Caine stops in the door and slowly turns to face him.
“That’s…what pulled me back from the edge. The knowledge that my erasure…would’ve killed you. The heartbreak, the very reason we were told not to fall in love in the first place…”
“…You could drop dead right now, and it would only improve my life.”
Kinger looks doubtfully over at his bandaged wounds, but shakes his head in defeat, not daring to voice those thoughts. “I don’t gamble when it comes to your life, my love. You can play around with mine if you want, you can stab me and hurt me as much as you like…but I never will with yours. No matter who it is, if they’re threatening your life, I will intervene.”
Caine…blushes faintly at this, and returns to the bed. He rests his hand in Kinger’s and wraps a thorny vine around both of them to squeeze them together, causing both to bleed.
Kinger avoids his gaze as he rubs his thumb up and down Caine’s hand. “I…don’t know what happened. I…unleashed some kind of…blast. All the repressed emotions I’ve been carrying since your banishment, all the guilt, yearning, sorrow, love, anger…it just…mixed with the realization that…you were banished for the sake of perpetuating this system whose greatest reward for a lifetime of devotion is just…mental non-existence. Before, I was fine with God’s love being the only reward for my devotion, but when I saw what they did to Scratch…and knowing that they could’ve done that to you…I just…” Kinger paused, tearing up as his breathing started getting heavy. “Everything came out in that blast. And I…I killed him, Caine. I killed Scratch. I killed…so many great angels.”
“Hollow angels,” Caine reminded him. “Hollow angels who made the choice to be that way.”
“And after I came down to Earth? Those angels I blasted with the shrine’s magic-“
“-Were pursuing you with the express purpose of dragging you back up there to suffer. It was either them or you, dear.”
Kinger shook his head. “Everything happened so fast. I…I still can’t believe the things I saw up there. To think that everything we worked for, everything I devoted myself to, the ultimate gift He could give us in return for our eternal love and devotion is…just…erasing us. As if we were nothing. Have I…always been nothing? This entire time…?”

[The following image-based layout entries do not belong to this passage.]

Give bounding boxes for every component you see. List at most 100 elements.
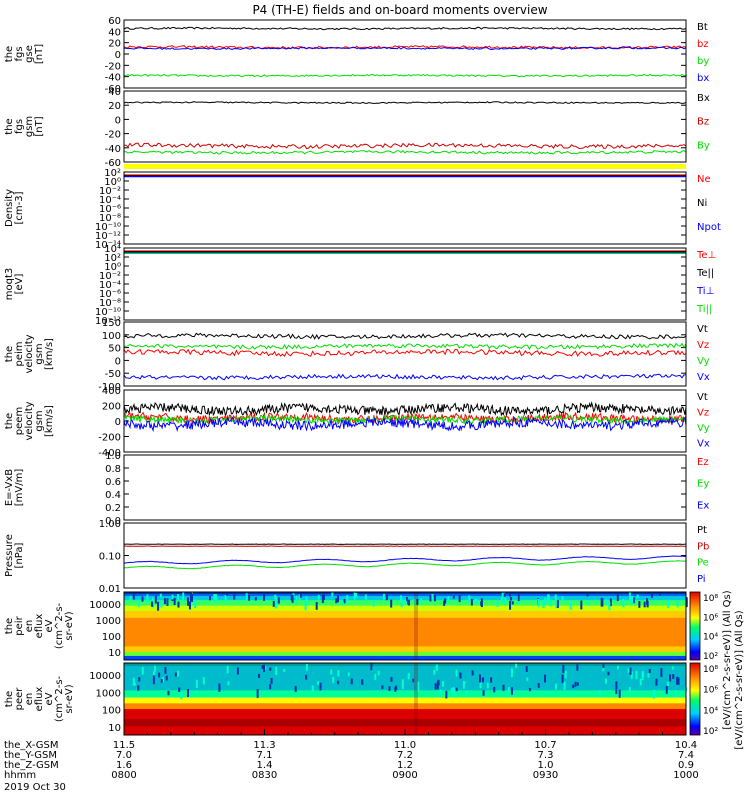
spectrogram-cell-peer-spec <box>218 683 221 692</box>
spectrogram-cell-peer-spec <box>435 664 438 671</box>
ylabel-peir-spec: en <box>24 620 35 633</box>
series-line-fgs-gsm-0 <box>123 101 687 105</box>
spectrogram-cell-peer-spec <box>471 670 474 676</box>
xaxis-value: 10.7 <box>534 740 556 751</box>
panel-frame-peem-vel <box>123 389 687 453</box>
spectrogram-cell-peir-spec <box>444 598 447 604</box>
spectrogram-cell-peer-spec <box>269 684 272 690</box>
spectrogram-cell-peir-spec <box>299 592 302 598</box>
series-line-fgs-gse-3 <box>124 46 687 51</box>
legend-label-fgs-gse: by <box>697 56 709 67</box>
spectrogram-cell-peer-spec <box>665 685 668 694</box>
spectrogram-band-peir-spec <box>124 594 686 597</box>
spectrogram-cell-peir-spec <box>501 592 504 600</box>
spectrogram-cell-peir-spec <box>274 600 277 609</box>
xaxis-value: 11.0 <box>394 740 416 751</box>
spectrogram-cell-peer-spec <box>227 681 230 686</box>
legend-label-fgs-gsm: Bx <box>697 93 710 104</box>
spectrogram-cell-peer-spec <box>544 674 547 683</box>
ytick-label-temp: 10⁻⁴ <box>99 280 121 291</box>
spectrogram-cell-peir-spec <box>129 595 132 600</box>
ytick-label-fgs-gse: -60 <box>105 84 121 95</box>
ytick-label-peer-spec: 10 <box>108 723 121 734</box>
spectrogram-cell-peer-spec <box>526 677 529 681</box>
spectrogram-cell-peer-spec <box>226 665 229 674</box>
spectrogram-cell-peir-spec <box>385 593 388 601</box>
spectrogram-cell-peer-spec <box>141 667 144 675</box>
panels: the fgs gse [nT]6040200-20-40-60Btbzbybxthe… <box>4 16 745 750</box>
legend-label-fgs-gse: bz <box>697 39 709 50</box>
spectrogram-cell-peir-spec <box>503 593 506 597</box>
spectrogram-cell-peir-spec <box>476 600 479 604</box>
spectrogram-cell-peir-spec <box>233 592 236 600</box>
legend-label-temp: Te⊥ <box>696 250 716 261</box>
spectrogram-cell-peir-spec <box>171 594 174 600</box>
ytick-label-pressure: 0.10 <box>99 552 121 563</box>
spectrogram-cell-peer-spec <box>178 687 181 692</box>
spectrogram-cell-peer-spec <box>412 678 415 683</box>
spectrogram-cell-peir-spec <box>631 595 634 605</box>
series-line-pressure-3 <box>123 555 686 565</box>
panel-peem-vel: the peem velocity gsm [km/s] 400 200 0 -200 -400 V… <box>4 386 710 459</box>
panel-peir-spec: the peir en eflux eV (cm^2-s-sr-eV) 10000 1000 1… <box>4 591 688 661</box>
spectrogram-cell-peir-spec <box>163 598 166 605</box>
ylabel-fgs-gse: [nT] <box>34 44 45 64</box>
legend-label-peem-vel: Vx <box>697 439 710 450</box>
spectrogram-feature-peir-spec <box>414 592 416 660</box>
xaxis-value: 7.3 <box>538 750 554 761</box>
spectrogram-cell-peir-spec <box>447 596 450 602</box>
spectrogram-cell-peer-spec <box>165 675 168 681</box>
spectrogram-cell-peir-spec <box>343 599 346 604</box>
spectrogram-cell-peer-spec <box>161 677 164 683</box>
ylabel-efield: E=-VxB <box>4 469 15 506</box>
ylabel-fgs-gsm: the <box>4 118 15 134</box>
spectrogram-cell-peir-spec <box>542 600 545 609</box>
spectrogram-cell-peir-spec <box>458 594 461 603</box>
spectrogram-cell-peer-spec <box>174 672 177 677</box>
spectrogram-cell-peer-spec <box>515 663 518 669</box>
ylabel-peim-vel: [km/s] <box>44 338 55 370</box>
series-line-peem-vel-3 <box>123 416 687 433</box>
spectrogram-cell-peir-spec <box>676 600 679 608</box>
spectrogram-cell-peir-spec <box>295 595 298 602</box>
spectrogram-cell-peer-spec <box>377 670 380 676</box>
spectrogram-cell-peir-spec <box>189 592 192 602</box>
ylabel-fgs-gse: the <box>4 46 15 62</box>
spectrogram-cell-peer-spec <box>294 686 297 692</box>
spectrogram-cell-peer-spec <box>374 673 377 680</box>
spectrogram-cell-peer-spec <box>502 684 505 691</box>
spectrogram-cell-peer-spec <box>455 687 458 692</box>
spectrogram-cell-peir-spec <box>547 594 550 602</box>
ytick-label-peir-spec: 10000 <box>89 600 121 611</box>
spectrogram-cell-peer-spec <box>655 678 658 686</box>
ytick-label-fgs-gsm: 20 <box>108 101 121 112</box>
spectrogram-cell-peer-spec <box>598 690 601 696</box>
ytick-label-peim-vel: 150 <box>102 318 121 329</box>
ylabel-density: [cm-3] <box>14 191 25 224</box>
spectrogram-cell-peer-spec <box>152 675 155 685</box>
spectrogram-cell-peer-spec <box>395 685 398 690</box>
spectrogram-cell-peer-spec <box>563 681 566 690</box>
spectrogram-cell-peir-spec <box>605 599 608 605</box>
spectrogram-cell-peir-spec <box>586 593 589 597</box>
xaxis-value: 1.6 <box>116 760 132 771</box>
spectrogram-cell-peer-spec <box>330 669 333 675</box>
ytick-label-peem-vel: -200 <box>98 433 121 444</box>
spectrogram-cell-peir-spec <box>166 598 169 606</box>
spectrogram-cell-peir-spec <box>509 600 512 610</box>
ytick-label-density: 10⁰ <box>104 177 121 188</box>
ytick-label-efield: 0.4 <box>105 490 121 501</box>
series-line-fgs-gse-0 <box>123 26 687 31</box>
spectrogram-cell-peir-spec <box>420 598 423 605</box>
spectrogram-cell-peir-spec <box>152 599 155 608</box>
spectrogram-cell-peir-spec <box>298 594 301 601</box>
spectrogram-cell-peir-spec <box>609 598 612 607</box>
panel-pressure: Pressure [nPa] 1.00 0.10 0.01 Pt Pb Pe Pi <box>4 519 709 595</box>
colorbar-tick-label: 10² <box>703 652 718 662</box>
spectrogram-cell-peer-spec <box>605 678 608 684</box>
spectrogram-cell-peir-spec <box>337 595 340 603</box>
xaxis-value: 7.4 <box>678 750 694 761</box>
spectrogram-cell-peer-spec <box>177 670 180 677</box>
spectrogram-cell-peir-spec <box>416 599 419 605</box>
xaxis-value: 1000 <box>673 770 698 781</box>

Caine’s expression softened briefly before he sighed. “God and Heaven are bullshit. Glad you finally see that, love. Any other brilliant revelations I can drop on you that you’ll utterly ignore until they get shoved in your face?”
Kinger shot him a hurtful look before slowly laying back down on his back. “I’m glad you find my shattered faith and crushing realization of my utter pointlessness in the world so amusing.”

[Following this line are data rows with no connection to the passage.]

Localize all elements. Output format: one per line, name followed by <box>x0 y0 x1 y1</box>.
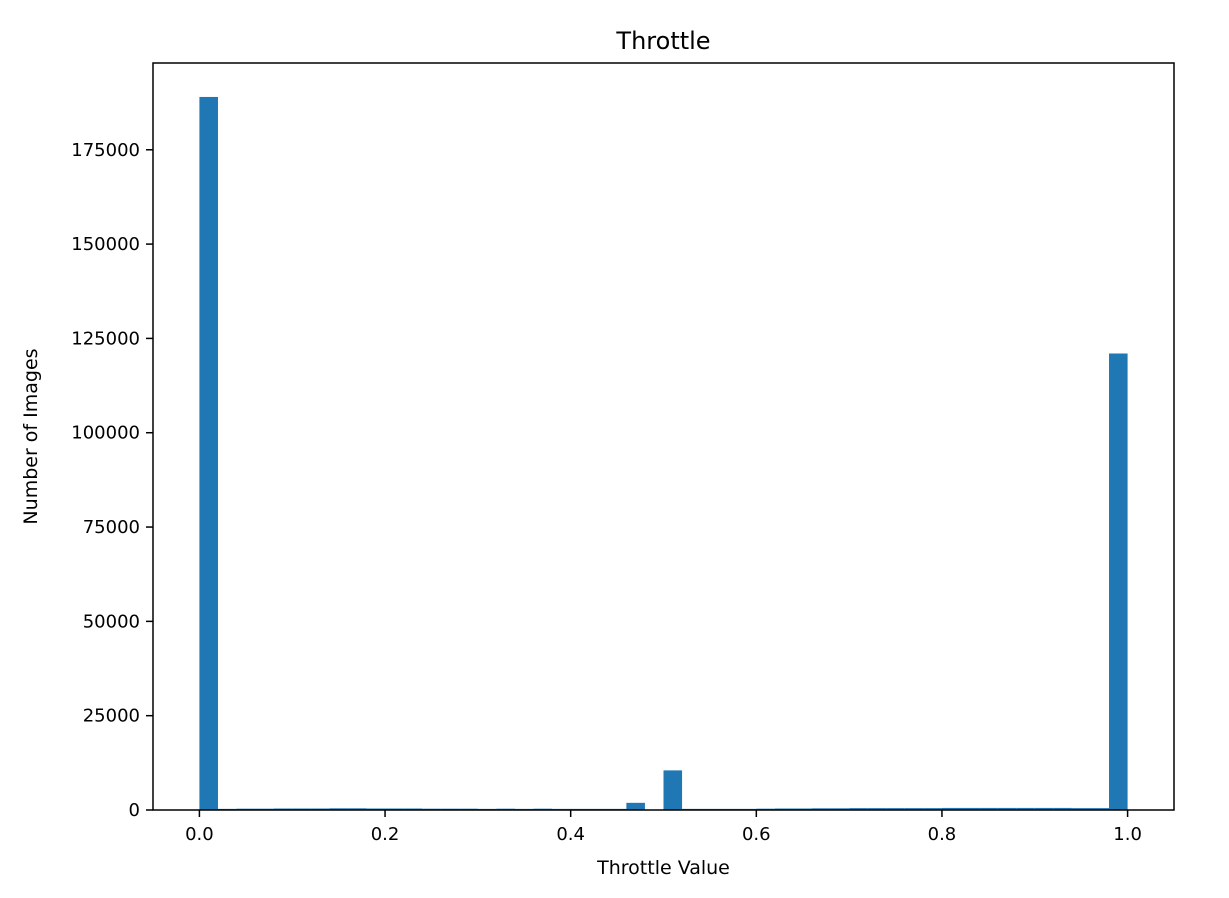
x-axis-label: Throttle Value <box>596 857 730 879</box>
histogram-bar <box>849 808 868 810</box>
histogram-bar <box>979 807 998 810</box>
x-tick-label: 0.6 <box>742 824 771 845</box>
y-tick-label: 150000 <box>71 234 140 255</box>
y-tick-label: 0 <box>129 800 140 821</box>
histogram-bar <box>329 808 348 810</box>
histogram-bar <box>997 807 1017 810</box>
histogram-bar <box>1109 353 1128 810</box>
histogram-bar <box>1071 808 1091 810</box>
histogram-bar <box>886 808 905 810</box>
histogram-bar <box>904 808 924 810</box>
x-tick-label: 0.2 <box>371 824 400 845</box>
plot-frame <box>152 62 1175 811</box>
histogram-bar <box>385 808 404 810</box>
histogram-bar <box>366 808 386 810</box>
histogram-bar <box>830 808 850 810</box>
histogram-bar <box>310 808 330 810</box>
histogram-bar <box>1034 807 1054 810</box>
y-tick-label: 125000 <box>71 328 140 349</box>
histogram-bar <box>1016 807 1035 810</box>
y-tick-label: 50000 <box>83 611 140 632</box>
histogram-bar <box>663 770 683 810</box>
y-axis-ticks: 0 25000 50000 75000 100000 125000 150000 175000 <box>71 140 153 821</box>
histogram-bar <box>867 808 887 810</box>
x-tick-label: 0.4 <box>556 824 585 845</box>
y-tick-label: 75000 <box>83 517 140 538</box>
histogram-bar <box>199 96 218 811</box>
histogram-bar <box>626 802 645 810</box>
histogram-bar <box>273 808 293 810</box>
x-tick-label: 0.0 <box>185 824 214 845</box>
histogram-bar <box>1090 808 1110 810</box>
plot-area <box>153 63 1174 810</box>
histogram-bar <box>347 808 367 810</box>
histogram-bar <box>1053 807 1072 810</box>
histogram-bar <box>403 808 423 810</box>
histogram-bar <box>923 808 942 810</box>
y-tick-label: 100000 <box>71 423 140 444</box>
histogram-bar <box>960 807 980 810</box>
histogram-bar <box>292 808 311 810</box>
x-tick-label: 1.0 <box>1113 824 1142 845</box>
histogram-bar <box>941 807 961 810</box>
y-tick-label: 25000 <box>83 706 140 727</box>
y-tick-label: 175000 <box>71 140 140 161</box>
y-axis-label: Number of Images <box>20 348 42 524</box>
histogram-bar <box>812 808 831 810</box>
x-tick-label: 0.8 <box>928 824 957 845</box>
histogram-bar <box>774 808 794 810</box>
chart-title: Throttle <box>615 27 710 55</box>
histogram-bar <box>793 808 813 810</box>
x-axis-ticks: 0.0 0.2 0.4 0.6 0.8 1.0 <box>185 810 1142 845</box>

Caine giggled, then crawled on top of him and rested his own hands on Kinger’s face. “I prefer the term ‘gratifying.’ But listen, your role in Heaven may be over, but you have a new start here, you beautiful idiot. I’m a fallen angel too, remember? I kept going after I fell, and here I am. If I could do it without any support, you can do it with mine.”
Kinger looked up at him, then grunted softly as he set his hand atop one of Caine’s. “It’s going to take a while for me to adjust…please be patient with me?” He then cried out as a knife was lodged into his shoulder, and he tearfully looked at Caine in bewilderment.
Caine had a sickeningly joyful look on his face as he leered down at his pained lover. “Never.”